Decreased monocyte-mediated cytostasis of human cancer cell in patients with lung cancer.

In vivo animal studies support the concept that monocytes and macrophages are important in the immune surveillance of oncogenesis and that in vitro activated murine macrophages are cytocidal for tumour cells. In this study, the tumour cell cytotoxic activity of human peripheral blood monocytes was examined by measuring the inhibition of 3H-thymidine uptake in the human cancer cell line, established in our laboratory from human squamous cell lung cancer.
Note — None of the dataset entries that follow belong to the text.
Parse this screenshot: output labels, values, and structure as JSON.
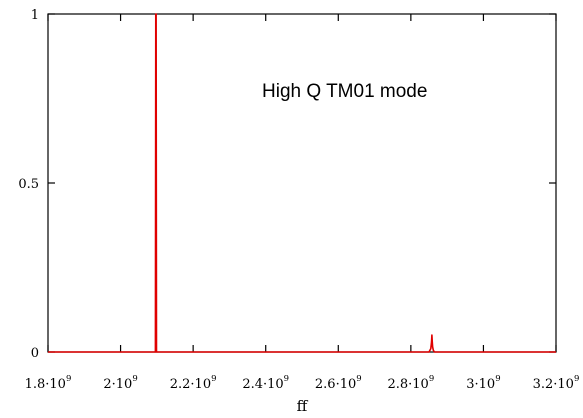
{
  "chart_data": {
    "type": "line",
    "xlabel": "ff",
    "ylabel": "",
    "xlim": [
      1800000000,
      3200000000
    ],
    "ylim": [
      0,
      1
    ],
    "x_ticks": [
      {
        "value": 1800000000,
        "mantissa": "1.8",
        "exponent": "9"
      },
      {
        "value": 2000000000,
        "mantissa": "2",
        "exponent": "9"
      },
      {
        "value": 2200000000,
        "mantissa": "2.2",
        "exponent": "9"
      },
      {
        "value": 2400000000,
        "mantissa": "2.4",
        "exponent": "9"
      },
      {
        "value": 2600000000,
        "mantissa": "2.6",
        "exponent": "9"
      },
      {
        "value": 2800000000,
        "mantissa": "2.8",
        "exponent": "9"
      },
      {
        "value": 3000000000,
        "mantissa": "3",
        "exponent": "9"
      },
      {
        "value": 3200000000,
        "mantissa": "3.2",
        "exponent": "9"
      }
    ],
    "y_ticks": [
      {
        "value": 0,
        "label": "0"
      },
      {
        "value": 0.5,
        "label": "0.5"
      },
      {
        "value": 1,
        "label": "1"
      }
    ],
    "annotations": [
      {
        "text": "High Q TM01 mode"
      }
    ],
    "series": [
      {
        "color": "#e00000",
        "x": [
          1800000000,
          2096000000,
          2097000000,
          2098000000,
          2099000000,
          2850000000,
          2855000000,
          2857000000,
          2858000000,
          2859000000,
          2860000000,
          2862000000,
          2865000000,
          3200000000
        ],
        "y": [
          0,
          0,
          1,
          1,
          0,
          0,
          0.01,
          0.03,
          0.05,
          0.03,
          0.015,
          0.005,
          0,
          0
        ]
      }
    ],
    "grid": false,
    "legend": "none"
  }
}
The monocytes from 8 of the 31 lung cancer patients (26%) showed a percentage growth inhibition of less than 69.8%, which exceeded the 95% confidence limits of the percentage growth inhibition observed with healthy control monocytes. On the other hand, among the 16 sarcoidosis and the 8 tuberculosis cases no value was below 69.8%. However, there was no significant difference between the growth inhibition and the clinical stages or histological type. When OK-432, a Streptococcal agent, was administered in vivo to patients with lung cancer, an elevation of the growth inhibition was observed in 7 out of 8 patients. It was confirmed that the tumour cell cytostatic activity of the monocyte is suppressed in patients with lung cancer, and these monocyte deficits hinder the inhibition of tumour growth and metastasis.